Licensing of Covishield and Covaxin in India without bridging trials and without proof of efficacy, can be supported by at least two more vaccines. India has 40,000 to 45,000 vaccine administration points every given day. These are distributing about 50 doses a day on average, which is half of the expected 100 doses per site per day, with about 2 million daily vaccines. The challenge seems to be both potential and vaccine hesitancy, with 74.2 million approvals so far, almost 55% of which are walk-ins. More vaccination points, particularly in rural areas, and improved vaccine supply, as discussed above, will boost capability. Many causes contribute to vaccine apprehension, all of which point to a lack of coordination, mixed signals, and the failure to successfully fight false evidence. Latest warnings of blood clots and a halt in the use of the Oxford/AstraZeneca vaccine (the same as Covishield) in several European countries, for example, have caused outrage in India, where this vaccine is used in over 90% of vaccines. About the fact that the European Medicines Agency and the World Health Organization (WHO) have found no correlation between blood clots and the vaccine, the repair would take time and good contact.
Conclusion
Unlike past plagues and pandemics, today’s anxiety is fueled by our experience of illness rather than unpredictability. Fear, like the prospect of death, makes us feel isolated, but the realization that we are all going through the same thing pulls us out of our isolation. “We are no longer mortified by our fear; we find modesty in it that promotes shared empathy,” says Pamuk.
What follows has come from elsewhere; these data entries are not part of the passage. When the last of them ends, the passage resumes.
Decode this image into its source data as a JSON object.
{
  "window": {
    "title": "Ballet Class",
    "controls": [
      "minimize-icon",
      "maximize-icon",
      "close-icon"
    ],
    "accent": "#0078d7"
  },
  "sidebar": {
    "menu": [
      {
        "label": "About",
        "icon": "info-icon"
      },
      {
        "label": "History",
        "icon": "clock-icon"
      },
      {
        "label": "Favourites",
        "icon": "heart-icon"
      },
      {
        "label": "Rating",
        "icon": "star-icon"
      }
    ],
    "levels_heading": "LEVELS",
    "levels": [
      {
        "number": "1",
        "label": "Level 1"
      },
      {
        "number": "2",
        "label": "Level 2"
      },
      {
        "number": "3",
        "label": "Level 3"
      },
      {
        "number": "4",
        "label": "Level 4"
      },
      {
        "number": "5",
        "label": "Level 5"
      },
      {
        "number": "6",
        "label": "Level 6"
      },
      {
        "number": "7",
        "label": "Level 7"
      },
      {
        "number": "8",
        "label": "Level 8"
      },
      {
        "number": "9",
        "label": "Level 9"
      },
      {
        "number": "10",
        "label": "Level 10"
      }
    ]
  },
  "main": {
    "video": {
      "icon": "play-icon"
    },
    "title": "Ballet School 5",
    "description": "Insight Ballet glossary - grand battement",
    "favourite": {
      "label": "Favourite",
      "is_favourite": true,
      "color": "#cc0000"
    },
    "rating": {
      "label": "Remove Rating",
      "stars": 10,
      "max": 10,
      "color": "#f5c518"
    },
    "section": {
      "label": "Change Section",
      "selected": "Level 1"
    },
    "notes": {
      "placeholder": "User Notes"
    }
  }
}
Pandemics have in the past compelled people to abandon their ancient habits and reimagine their surroundings. It’s the same for this one. It’s a doorway, a bridge between two worlds. We can choose to walk through it, pulling the corpses of our bigotry and hate, our avarice, our data banks, and dead ideas, our dead rivers and smoky skies behind us, writes author Arundhati Roy. In the middle of this awful despair, it allows us to reconsider the doomsday machine we have created for ourselves. A return to normalcy could not be worse.